According to a husband-and-wife team of authors, Bob Murray and Alicia Fortinberry, that’s precisely what we all need.
In their new book, Creating Optimism: A Proven, Seven-Step Program for Overcoming Depression (McGraw-Hill, $22.95), the two say a strong social network–a tribe, as they call it–can save us from depression. They have been teaching their healing method worldwide for 20 years.
Other battles on the depression front often emphasize healing from within–with talk therapy and medication, typically. Do that, the thought goes, and the world will feel like a better place. Murray and Fortinberry say such methods have their use. But, they insist, if we improve our external world, our tribe of friends and family, our depressed brains will begin to heal.
“You can’t think your way out of depression, can’t even pop a pill out of it, at least not for the long term,” Murray told Q. “Depression is about a failure in relationships somewhere down the line.”
They write in their book that we’re meant “to live in small, mutually supportive communities in close contact with nature and animals.

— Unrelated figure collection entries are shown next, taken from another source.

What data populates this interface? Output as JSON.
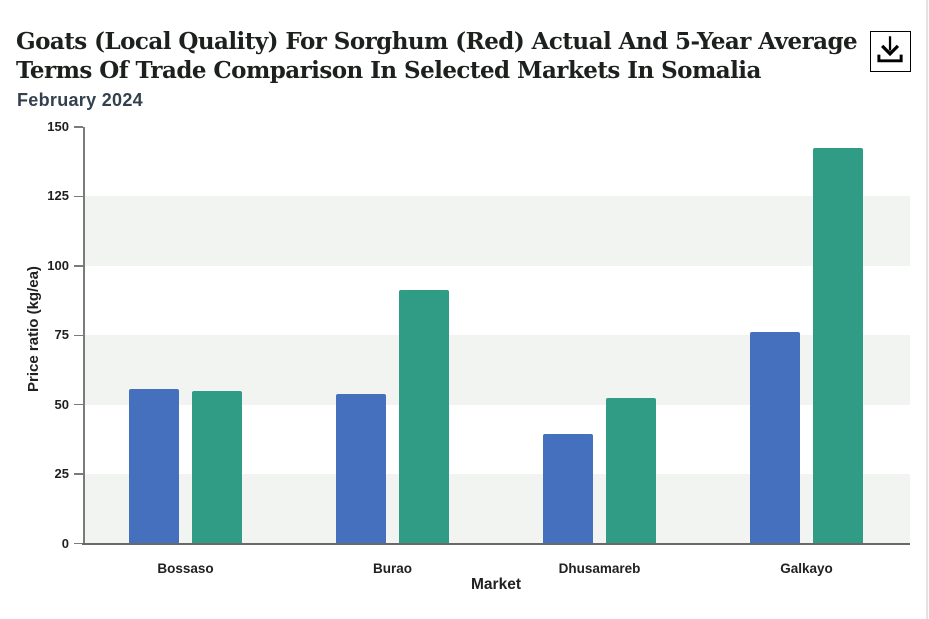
{
  "header": {
    "title": "Goats (Local Quality) For Sorghum (Red) Actual And 5-Year Average Terms Of Trade Comparison In Selected Markets In Somalia",
    "title_lines": [
      "Goats (Local Quality) For Sorghum (Red) Actual And 5-Year Average",
      "Terms Of Trade Comparison In Selected Markets In Somalia"
    ],
    "subtitle": "February 2024",
    "download_icon": "download-icon"
  },
  "chart_data": {
    "type": "bar",
    "title": "Goats (Local Quality) For Sorghum (Red) Actual And 5-Year Average Terms Of Trade Comparison In Selected Markets In Somalia",
    "subtitle": "February 2024",
    "categories": [
      "Bossaso",
      "Burao",
      "Dhusamareb",
      "Galkayo"
    ],
    "series": [
      {
        "name": "Actual",
        "color": "#4470bd",
        "values": [
          55.7,
          54.0,
          39.6,
          76.0
        ]
      },
      {
        "name": "5-Year Average",
        "color": "#319c86",
        "values": [
          55.0,
          91.3,
          52.5,
          142.6
        ]
      }
    ],
    "xlabel": "Market",
    "ylabel": "Price ratio (kg/ea)",
    "ylim": [
      0,
      150
    ],
    "yticks": [
      0,
      25,
      50,
      75,
      100,
      125,
      150
    ],
    "legend_position": "none",
    "grid": "alternating-horizontal-bands",
    "band_color": "#f2f4f2",
    "axis_color": "#7b7b7b",
    "tick_label_color": "#1f1f1f"
  }
}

The further you get from this ideal, the more stressed, depressed, pessimistic and unhappy you become.”
“We live in a culture that isn’t really fit for humans,” Murray said. “That’s one of the main reasons that depression is increasing.”

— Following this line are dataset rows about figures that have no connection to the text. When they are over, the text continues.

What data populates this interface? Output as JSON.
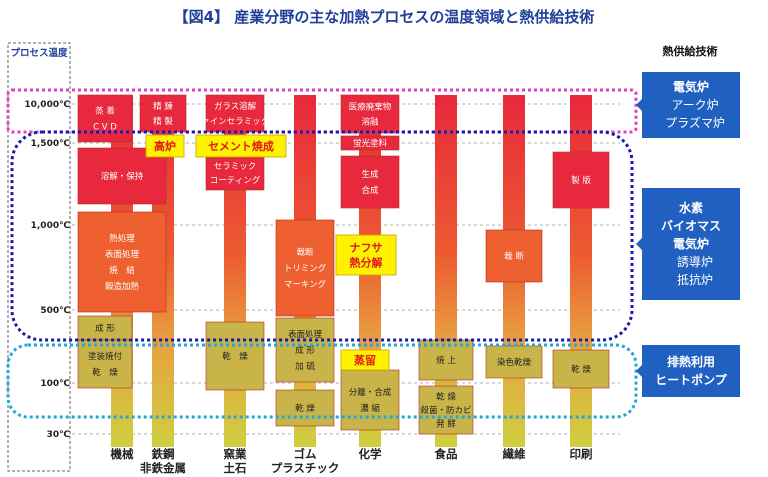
{
  "chart_data": {
    "type": "range-bar",
    "title": "【図4】 産業分野の主な加熱プロセスの温度領域と熱供給技術",
    "y_axis_label": "プロセス温度",
    "y_ticks": [
      "10,000℃",
      "1,500℃",
      "1,000℃",
      "500℃",
      "100℃",
      "30℃"
    ],
    "categories": [
      {
        "id": "kikai",
        "label": [
          "機械"
        ]
      },
      {
        "id": "tekko",
        "label": [
          "鉄鋼",
          "非鉄金属"
        ]
      },
      {
        "id": "yogyo",
        "label": [
          "窯業",
          "土石"
        ]
      },
      {
        "id": "gomu",
        "label": [
          "ゴム",
          "プラスチック"
        ]
      },
      {
        "id": "kagaku",
        "label": [
          "化学"
        ]
      },
      {
        "id": "shokuhin",
        "label": [
          "食品"
        ]
      },
      {
        "id": "seni",
        "label": [
          "繊維"
        ]
      },
      {
        "id": "insatsu",
        "label": [
          "印刷"
        ]
      }
    ],
    "processes": [
      {
        "category": "kikai",
        "lines": [
          "蒸 着",
          "C V D"
        ],
        "temp_low": "1,500℃",
        "temp_high": "10,000℃"
      },
      {
        "category": "kikai",
        "lines": [
          "溶解・保持"
        ],
        "temp_low": "1,000℃",
        "temp_high": "1,500℃"
      },
      {
        "category": "kikai",
        "lines": [
          "熱処理",
          "表面処理",
          "焼　結",
          "鍛造加熱"
        ],
        "temp_low": "500℃",
        "temp_high": "1,000℃"
      },
      {
        "category": "kikai",
        "lines": [
          "成 形"
        ],
        "temp_low": "100℃",
        "temp_high": "500℃"
      },
      {
        "category": "kikai",
        "lines": [
          "塗装焼付",
          "乾　燥"
        ],
        "temp_low": "30℃",
        "temp_high": "100℃"
      },
      {
        "category": "tekko",
        "lines": [
          "精 錬",
          "精 製"
        ],
        "temp_low": "1,500℃",
        "temp_high": "10,000℃"
      },
      {
        "category": "yogyo",
        "lines": [
          "ガラス溶解",
          "ファインセラミックス"
        ],
        "temp_low": "1,500℃",
        "temp_high": "10,000℃"
      },
      {
        "category": "yogyo",
        "lines": [
          "セラミック",
          "コーティング"
        ],
        "temp_low": "1,000℃",
        "temp_high": "1,500℃"
      },
      {
        "category": "yogyo",
        "lines": [
          "乾　燥"
        ],
        "temp_low": "30℃",
        "temp_high": "500℃"
      },
      {
        "category": "gomu",
        "lines": [
          "裁断",
          "トリミング",
          "マーキング"
        ],
        "temp_low": "500℃",
        "temp_high": "1,000℃"
      },
      {
        "category": "gomu",
        "lines": [
          "表面処理",
          "成 形",
          "加 硫"
        ],
        "temp_low": "100℃",
        "temp_high": "500℃"
      },
      {
        "category": "gomu",
        "lines": [
          "乾 燥"
        ],
        "temp_low": "30℃",
        "temp_high": "100℃"
      },
      {
        "category": "kagaku",
        "lines": [
          "医療廃棄物",
          "溶融"
        ],
        "temp_low": "1,500℃",
        "temp_high": "10,000℃"
      },
      {
        "category": "kagaku",
        "lines": [
          "蛍光塗料"
        ],
        "temp_low": "1,500℃",
        "temp_high": "1,500℃"
      },
      {
        "category": "kagaku",
        "lines": [
          "生成",
          "合成"
        ],
        "temp_low": "1,000℃",
        "temp_high": "1,500℃"
      },
      {
        "category": "kagaku",
        "lines": [
          "分離・合成",
          "濃 縮"
        ],
        "temp_low": "30℃",
        "temp_high": "100℃"
      },
      {
        "category": "shokuhin",
        "lines": [
          "焼 上"
        ],
        "temp_low": "100℃",
        "temp_high": "500℃"
      },
      {
        "category": "shokuhin",
        "lines": [
          "乾 燥",
          "殺菌・防カビ",
          "発 酵"
        ],
        "temp_low": "30℃",
        "temp_high": "100℃"
      },
      {
        "category": "seni",
        "lines": [
          "裁 断"
        ],
        "temp_low": "500℃",
        "temp_high": "1,000℃"
      },
      {
        "category": "seni",
        "lines": [
          "染色乾燥"
        ],
        "temp_low": "100℃",
        "temp_high": "500℃"
      },
      {
        "category": "insatsu",
        "lines": [
          "製 版"
        ],
        "temp_low": "1,000℃",
        "temp_high": "1,500℃"
      },
      {
        "category": "insatsu",
        "lines": [
          "乾 燥"
        ],
        "temp_low": "30℃",
        "temp_high": "500℃"
      }
    ],
    "highlight_labels": [
      {
        "category": "tekko",
        "text": "高炉"
      },
      {
        "category": "yogyo",
        "text": "セメント焼成"
      },
      {
        "category": "kagaku",
        "text": [
          "ナフサ",
          "熱分解"
        ]
      },
      {
        "category": "kagaku",
        "text": "蒸留"
      }
    ],
    "heat_supply_header": "熱供給技術",
    "heat_supply": [
      {
        "range": "10,000℃",
        "border_color": "#e040c0",
        "lines": [
          "電気炉",
          "アーク炉",
          "プラズマ炉"
        ]
      },
      {
        "range": "500℃–1,500℃",
        "border_color": "#1a1aa8",
        "lines": [
          "水素",
          "バイオマス",
          "電気炉",
          "誘導炉",
          "抵抗炉"
        ]
      },
      {
        "range": "30℃–100℃",
        "border_color": "#20a8d8",
        "lines": [
          "排熱利用",
          "ヒートポンプ"
        ]
      }
    ],
    "colors": {
      "hot": "#e8283c",
      "mid": "#f08030",
      "cool": "#d8c040",
      "box_cool": "#c8b448",
      "side_panel": "#2060c0",
      "highlight_bg": "#fff200"
    }
  }
}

The two don’t knock the thought that some people have a genetic propensity toward depression. “But propensity is just that,” Murray said, and any genetic tendency “needs to be triggered by experience.”
He also talked about serotonin, the body chemical often found in inadequate levels in depressed people–but he added a twist: “That’s a symptom of depression, not a cause. Because your brain has malformed at a certain stage because of trauma that happened, it fails to uptake serotonin.”
The brain’s neural connections, our very “wiring,” begin to change as we improve our external experiences, the authors say. For those who find it a bit daunting to think we have to form new and better relationships to feel better, Fortinberry said (quite soothingly) that a little change goes a long way.
“We tend to think in black and white: ‘I have to get a whole new tribe tomorrow, when I don’t even feel like talking to my best friend,’” she said. “But the brain starts to change with every little step you take.”
And both are convinced that with small change after small change, a better, more supportive society is inevitable.
“We don’t have to destroy our society,” Murray said. “We have to say that what’s really important is the friendships, not the job, not the car that I drive, the house that I live in, but the friends that I have. Our purpose is to create relationships. We are relationship-forming animals.”
This article was published in Chicago Tribune April 18, 2004.